Inflammation of the middle ear occurs because of infection. It causes fluid accumulation and leads to pressure, pain and sometimes loss of hearing. Myringotomy is a surgical procedure to treat inflammation in the middle ear, and involves making an incision in the eardrum or tympanic membrane to allow fluid to be suctioned out from the middle ear. This may be followed by the insertion of a tube or grommet that prevents the closure of the incision, allowing further drainage. This procedure is commonly performed in children since ear infections in adults is usually not persistent.

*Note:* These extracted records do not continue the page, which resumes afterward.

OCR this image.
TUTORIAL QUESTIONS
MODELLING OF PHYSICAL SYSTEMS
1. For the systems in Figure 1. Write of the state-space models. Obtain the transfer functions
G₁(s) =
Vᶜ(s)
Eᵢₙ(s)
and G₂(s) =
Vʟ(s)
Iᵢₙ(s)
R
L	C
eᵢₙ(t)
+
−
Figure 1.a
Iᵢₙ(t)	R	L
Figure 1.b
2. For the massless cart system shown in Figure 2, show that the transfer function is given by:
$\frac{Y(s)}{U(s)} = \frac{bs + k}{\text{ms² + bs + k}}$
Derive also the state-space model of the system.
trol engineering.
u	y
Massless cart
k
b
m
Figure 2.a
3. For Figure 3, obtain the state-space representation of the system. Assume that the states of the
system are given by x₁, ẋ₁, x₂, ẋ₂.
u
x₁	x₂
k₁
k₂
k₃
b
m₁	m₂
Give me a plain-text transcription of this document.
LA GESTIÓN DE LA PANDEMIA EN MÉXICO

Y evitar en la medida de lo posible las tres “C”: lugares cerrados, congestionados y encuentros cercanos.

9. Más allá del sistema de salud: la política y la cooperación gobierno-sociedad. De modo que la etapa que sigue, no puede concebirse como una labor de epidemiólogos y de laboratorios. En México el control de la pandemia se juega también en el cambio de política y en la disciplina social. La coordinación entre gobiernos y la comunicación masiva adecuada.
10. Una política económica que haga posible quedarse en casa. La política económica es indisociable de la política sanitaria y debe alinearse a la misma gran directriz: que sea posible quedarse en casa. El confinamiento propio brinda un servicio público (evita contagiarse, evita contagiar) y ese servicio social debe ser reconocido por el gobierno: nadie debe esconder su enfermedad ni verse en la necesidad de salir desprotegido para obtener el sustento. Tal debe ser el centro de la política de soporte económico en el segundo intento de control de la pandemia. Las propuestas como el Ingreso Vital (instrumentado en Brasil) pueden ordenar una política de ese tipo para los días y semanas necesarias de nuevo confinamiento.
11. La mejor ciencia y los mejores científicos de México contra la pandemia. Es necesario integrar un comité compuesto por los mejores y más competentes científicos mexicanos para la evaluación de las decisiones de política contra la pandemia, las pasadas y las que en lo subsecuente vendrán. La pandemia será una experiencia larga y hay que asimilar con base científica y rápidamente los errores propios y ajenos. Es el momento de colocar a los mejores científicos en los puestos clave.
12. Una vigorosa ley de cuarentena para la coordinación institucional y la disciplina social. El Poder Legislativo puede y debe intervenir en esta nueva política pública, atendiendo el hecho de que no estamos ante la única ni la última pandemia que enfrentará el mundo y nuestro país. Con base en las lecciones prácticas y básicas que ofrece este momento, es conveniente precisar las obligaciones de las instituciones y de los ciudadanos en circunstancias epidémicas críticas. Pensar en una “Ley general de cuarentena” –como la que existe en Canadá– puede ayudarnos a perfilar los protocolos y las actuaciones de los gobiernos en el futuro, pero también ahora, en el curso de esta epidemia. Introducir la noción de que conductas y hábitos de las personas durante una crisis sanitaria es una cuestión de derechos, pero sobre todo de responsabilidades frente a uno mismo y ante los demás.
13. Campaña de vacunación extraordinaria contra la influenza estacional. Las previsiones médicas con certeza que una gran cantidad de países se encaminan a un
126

Myringotomy is performed under general anesthesia. The ear is irrigated clean, a small incision is made in the tympanic membrane and fluid from the middle ear is drawn out and sent to the laboratory for analysis. A grommet may then be inserted and cotton placed to control bleeding. The eardrum heals around the grommet which is left in place until the drainage stops. It is later removed or falls out on its own, after which the eardrum heals and closes. Laser myringotomy may also be performed under local anesthesia, which results in less post-operative pain.
With the eardrum open, you are instructed to prevent water from entering into the ear by using clean ear plugs while bathing or swimming. As with most invasive procedures, myringotomy with or without grommet insertion may be associated with certain risks and complications such as incomplete closure of the eardrum, formation of a mass in the middle ear and inward movement of the ear tube causing inflammation.